Patrick Renn, a registered independent advisor and the principal of the Renn Wealth Management Group, said his firm also sent clients an email with a similar message. “We have been due for a correction for a long time, in our opinion, and we are finally getting it. That doesn’t make it any less painful to watch in the short-term, but we do believe it is just that: short-term,” the note to clients said.
The note from Renn Wealth Management Group also pointed out that ”nothing has changed” in the last 10 trading days on fundamental levels and the group still sees “good economic data, rising corporate earnings, low interest rates, and a not-too-aggressive Fed policy.”
Other advisors, who have also been communicating with clients about a correction, think Monday and Tuesday might only be the beginning. Johann Klaassen, executive vice president and CIO of Horizons Sustainable Financial Services, said the correction could end up being 10 to 15 percent.

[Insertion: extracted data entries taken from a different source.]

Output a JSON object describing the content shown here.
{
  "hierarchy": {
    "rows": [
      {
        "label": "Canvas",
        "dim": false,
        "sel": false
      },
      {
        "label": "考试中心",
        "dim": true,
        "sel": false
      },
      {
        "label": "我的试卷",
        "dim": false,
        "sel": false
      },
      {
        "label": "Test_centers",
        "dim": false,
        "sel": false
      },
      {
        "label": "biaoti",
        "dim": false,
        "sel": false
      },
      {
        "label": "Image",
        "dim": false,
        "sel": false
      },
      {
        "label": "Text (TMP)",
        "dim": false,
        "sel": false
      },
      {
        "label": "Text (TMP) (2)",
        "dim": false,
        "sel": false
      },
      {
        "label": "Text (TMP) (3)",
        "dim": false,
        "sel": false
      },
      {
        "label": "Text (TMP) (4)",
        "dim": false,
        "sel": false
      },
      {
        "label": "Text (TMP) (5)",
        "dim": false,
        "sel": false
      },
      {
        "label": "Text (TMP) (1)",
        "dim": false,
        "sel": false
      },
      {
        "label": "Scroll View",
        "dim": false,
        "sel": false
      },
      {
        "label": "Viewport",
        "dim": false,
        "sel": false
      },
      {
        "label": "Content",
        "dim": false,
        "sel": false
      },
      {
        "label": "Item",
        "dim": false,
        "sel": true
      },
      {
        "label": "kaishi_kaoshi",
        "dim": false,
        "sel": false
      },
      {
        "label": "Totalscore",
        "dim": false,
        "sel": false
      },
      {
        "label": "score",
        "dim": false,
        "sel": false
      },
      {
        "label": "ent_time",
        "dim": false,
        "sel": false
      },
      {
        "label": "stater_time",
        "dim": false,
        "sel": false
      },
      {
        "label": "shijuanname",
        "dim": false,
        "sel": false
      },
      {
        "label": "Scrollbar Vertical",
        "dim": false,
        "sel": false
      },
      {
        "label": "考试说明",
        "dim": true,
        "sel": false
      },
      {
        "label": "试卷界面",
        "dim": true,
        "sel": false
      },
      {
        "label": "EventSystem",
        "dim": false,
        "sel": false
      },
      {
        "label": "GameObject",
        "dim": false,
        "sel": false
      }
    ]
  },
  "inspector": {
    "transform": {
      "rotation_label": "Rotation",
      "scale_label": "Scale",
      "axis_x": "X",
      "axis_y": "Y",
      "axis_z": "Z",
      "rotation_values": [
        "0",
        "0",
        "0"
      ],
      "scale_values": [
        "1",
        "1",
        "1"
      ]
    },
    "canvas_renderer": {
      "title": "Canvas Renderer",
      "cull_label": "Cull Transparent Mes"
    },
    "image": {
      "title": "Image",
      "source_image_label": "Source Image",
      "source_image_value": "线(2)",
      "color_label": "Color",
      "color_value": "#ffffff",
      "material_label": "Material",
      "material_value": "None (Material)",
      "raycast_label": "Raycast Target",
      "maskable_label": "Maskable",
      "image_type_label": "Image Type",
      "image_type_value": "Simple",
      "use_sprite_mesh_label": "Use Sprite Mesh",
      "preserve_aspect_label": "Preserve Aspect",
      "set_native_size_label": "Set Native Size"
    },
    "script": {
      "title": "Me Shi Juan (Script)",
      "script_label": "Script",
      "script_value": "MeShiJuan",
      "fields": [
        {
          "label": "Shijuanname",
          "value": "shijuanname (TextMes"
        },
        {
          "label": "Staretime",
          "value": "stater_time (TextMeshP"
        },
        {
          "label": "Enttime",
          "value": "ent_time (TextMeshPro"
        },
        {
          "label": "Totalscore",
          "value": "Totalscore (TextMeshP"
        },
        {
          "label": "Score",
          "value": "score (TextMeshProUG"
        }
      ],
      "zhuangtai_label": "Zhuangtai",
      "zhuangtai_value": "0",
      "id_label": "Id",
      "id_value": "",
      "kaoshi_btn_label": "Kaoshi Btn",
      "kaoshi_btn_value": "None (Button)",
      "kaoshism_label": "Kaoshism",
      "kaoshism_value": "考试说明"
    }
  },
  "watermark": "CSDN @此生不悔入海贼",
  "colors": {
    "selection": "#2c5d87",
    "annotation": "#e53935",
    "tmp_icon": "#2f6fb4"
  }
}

Jonathan Torrens, President and CIO of TCM Wealth Advisors, said he expects a steeper correction of 10 to 20 percent but that clients still shouldn’t worry.
“Turn off CNBC. Go to exercise class. Read a book. This market pullback was expected and very much needed to happen for the market to go higher,” Torrens said. “No need for defensive action unless longer-term indicators suggest otherwise.”
So what caused the whiplash and how bad was it?
Green Alpha Advisors said worries about inflation and a consequential rise in interest rates were spooking some investors. But the managers found a reason to celebrate the pullback in a note Tuesday in which they said “inflation worries caused by the news that wages for Americans increased in January” stoking fears of rising interest rates and inflation. Higher interest rates helps wash out debt-fueled earnings and replaces them with real economic growth. “People getting paid more usually results in increased demand for goods and services, which grows the economy,” their note states.
Advisors were also keen to put into context the severity of Monday’s decline. David Pequet, president and CEO of MPI Investment Management, said the “market was down a record 1,175 points or 4.6 percent. That point drop ranked a historical number one, but the percentage drop, 4.6 percent, ranked number 99.”
In other words, the pullback on an absolute basis was big enough to draw media attention, but in real terms, it’s far from a cataclysmic market event.